Keeping the Cash Flow Without Touching Your Savings
May 10th, 2012
It’s no great shocker that America has fallen on tough economic times here in the last half-decade. If you’re like many other American families, you’ve probably considered, or been forced to consider, taking out a portion of your savings to pay for unexpected costs. While this is sometimes a necessary evil in the unexpected course of life, it’s certainly something we all wish we could do without. After all, our savings are called savings for a reason: they’re supposed to be saved for a designated use in the future.
Whether you’re saving for a child’s college education, your own retirement, or any number of other personal endeavors, these few tips should help guide you away from that savings and keep a solid cash flow without it.
- Checking Issues
If you’ve already got a checking account, it’s wise to go back and read the fine print associated with your account. You may be unpleasantly surprised to find that the bank is charging you, or could charge you costly maintenance fees associated with your account options. If that’s the case, you’ll want to think about either changing your account type or your financial institution in general. Comparing various banks and account options is usually as easy as hopping online and hitting one of the many free credit/checking comparison sites out there.
Switching over to a Green Dot Card - SlideShare, or a similar prepaid checking card option is something that I’ve found can save you a lot of money by limiting your potential to overspend or overdraw an account.
It’s also a great way to keep your spending under control by making you more aware of just how much you’ve got in your account at any given time. They usually carry with them online balance checking options that make it easy to view your balance from anywhere at anytime with a smart phone or other internet connected device.
- Budget
Budgeting is largely underrated, or at least underappreciated. Keep a detailed, written tab of all of your family’s spending over the course of a couple weeks or even a month; write down everything. When you go back over the list, you’ll probably be shocked to find how much money you’ve spent on unnecessary items overall. With this knowledge in hand you can begin to practice better spending habits and look for better deals on your everyday grocery items and other necessities that are costing you big time.
Write up a spending plan if you can and share it with the whole family to make sure everyone is on board and understands the goal(s). This should free up a large amount of extra cash if done properly and wisely, and could even help you add to that savings account of yours. If nothing else, it will at least allow some room for those unexpected rainy day costs.
- Open a CD
If you know you can go without touching your savings for at least three months or more, consider opening a Certificate of Deposit.

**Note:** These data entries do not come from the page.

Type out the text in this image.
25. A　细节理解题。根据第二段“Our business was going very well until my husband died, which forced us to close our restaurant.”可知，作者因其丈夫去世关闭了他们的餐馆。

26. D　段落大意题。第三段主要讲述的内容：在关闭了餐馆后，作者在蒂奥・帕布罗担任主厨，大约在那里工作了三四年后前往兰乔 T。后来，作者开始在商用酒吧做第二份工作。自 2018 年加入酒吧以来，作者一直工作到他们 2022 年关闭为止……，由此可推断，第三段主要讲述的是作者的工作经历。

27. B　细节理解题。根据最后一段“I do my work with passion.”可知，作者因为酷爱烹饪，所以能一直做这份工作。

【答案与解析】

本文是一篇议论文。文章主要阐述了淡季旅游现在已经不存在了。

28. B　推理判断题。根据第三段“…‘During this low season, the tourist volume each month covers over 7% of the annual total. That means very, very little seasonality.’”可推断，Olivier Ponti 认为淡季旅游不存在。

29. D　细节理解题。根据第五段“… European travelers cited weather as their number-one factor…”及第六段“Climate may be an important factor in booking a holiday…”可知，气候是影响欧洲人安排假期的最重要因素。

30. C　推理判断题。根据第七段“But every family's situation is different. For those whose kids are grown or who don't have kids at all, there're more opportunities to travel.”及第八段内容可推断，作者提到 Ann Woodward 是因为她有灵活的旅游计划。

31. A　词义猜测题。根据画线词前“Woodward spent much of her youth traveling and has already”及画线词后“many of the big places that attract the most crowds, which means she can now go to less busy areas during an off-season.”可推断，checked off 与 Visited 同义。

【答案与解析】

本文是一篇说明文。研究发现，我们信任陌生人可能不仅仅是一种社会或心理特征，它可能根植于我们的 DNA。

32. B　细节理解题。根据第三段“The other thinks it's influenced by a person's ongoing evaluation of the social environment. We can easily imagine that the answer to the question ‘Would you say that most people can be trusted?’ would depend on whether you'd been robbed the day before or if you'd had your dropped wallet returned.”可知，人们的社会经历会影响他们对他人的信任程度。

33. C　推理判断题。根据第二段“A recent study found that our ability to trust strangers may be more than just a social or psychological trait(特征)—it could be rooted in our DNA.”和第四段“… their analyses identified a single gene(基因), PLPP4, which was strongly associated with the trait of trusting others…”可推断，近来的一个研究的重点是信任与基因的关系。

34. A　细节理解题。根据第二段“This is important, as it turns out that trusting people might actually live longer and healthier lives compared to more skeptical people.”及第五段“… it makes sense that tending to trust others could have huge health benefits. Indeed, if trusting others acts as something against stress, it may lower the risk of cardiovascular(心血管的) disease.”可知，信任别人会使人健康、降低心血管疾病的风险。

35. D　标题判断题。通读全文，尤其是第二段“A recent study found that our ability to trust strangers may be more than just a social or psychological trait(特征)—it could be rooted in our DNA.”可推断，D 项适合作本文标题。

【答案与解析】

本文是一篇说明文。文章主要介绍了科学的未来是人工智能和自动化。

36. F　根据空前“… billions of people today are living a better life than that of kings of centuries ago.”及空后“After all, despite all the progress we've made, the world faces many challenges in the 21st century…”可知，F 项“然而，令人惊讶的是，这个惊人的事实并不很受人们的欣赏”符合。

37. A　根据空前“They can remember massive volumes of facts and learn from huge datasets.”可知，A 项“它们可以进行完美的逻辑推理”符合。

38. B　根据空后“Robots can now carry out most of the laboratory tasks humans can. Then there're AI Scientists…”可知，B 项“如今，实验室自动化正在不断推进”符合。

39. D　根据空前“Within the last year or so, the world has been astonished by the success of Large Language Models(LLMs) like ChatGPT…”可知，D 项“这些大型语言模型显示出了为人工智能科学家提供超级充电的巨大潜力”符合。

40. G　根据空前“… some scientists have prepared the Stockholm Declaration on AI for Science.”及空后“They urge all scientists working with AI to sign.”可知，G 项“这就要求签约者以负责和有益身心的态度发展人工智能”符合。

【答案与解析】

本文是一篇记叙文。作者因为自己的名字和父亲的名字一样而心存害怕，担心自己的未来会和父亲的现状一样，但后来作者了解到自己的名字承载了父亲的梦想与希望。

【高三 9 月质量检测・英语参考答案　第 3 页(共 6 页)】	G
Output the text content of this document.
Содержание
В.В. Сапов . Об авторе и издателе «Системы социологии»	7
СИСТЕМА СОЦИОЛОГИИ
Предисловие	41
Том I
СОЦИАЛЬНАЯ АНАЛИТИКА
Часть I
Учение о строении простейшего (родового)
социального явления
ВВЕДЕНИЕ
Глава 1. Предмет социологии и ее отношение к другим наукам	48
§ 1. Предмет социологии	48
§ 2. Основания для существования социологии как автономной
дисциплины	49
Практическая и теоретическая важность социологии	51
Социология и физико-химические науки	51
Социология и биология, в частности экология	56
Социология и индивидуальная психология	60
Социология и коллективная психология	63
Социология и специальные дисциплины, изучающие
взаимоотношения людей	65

These are essentially savings accounts that operate around a fixed-term and fixed interest rate for your investment.
I say investment because although they are FDIC insured, and virtually risk free, they are essentially a monetary investment. That’s because with a CD, the bank takes your savings and invests it in a number of safe options. For this reason, a CD usually carries higher interest rates for you, and can make you more money than a standard savings account APY can.
Depending on how long you can go without touching your savings, you can usually enroll in 3,6,9, or 12-month terms, or even longer if you so choose. The other benefit of this is, once your money is in, you can’t touch it without violating the terms of the CD, giving you good reason to find other means of cash while your savings racks up higher interest for you. Once it’s matured, you’ll be glad you left it alone.
No matter where you are in life financially, keeping a savings secure is a great way to secure financial freedom further down the road. With these three tips, hopefully you can get on the right track to higher savings and better spending habits. That way, one day in the future, you can sit back, relax, and enjoy those savings, rather than kick yourself over not having any left in the bank.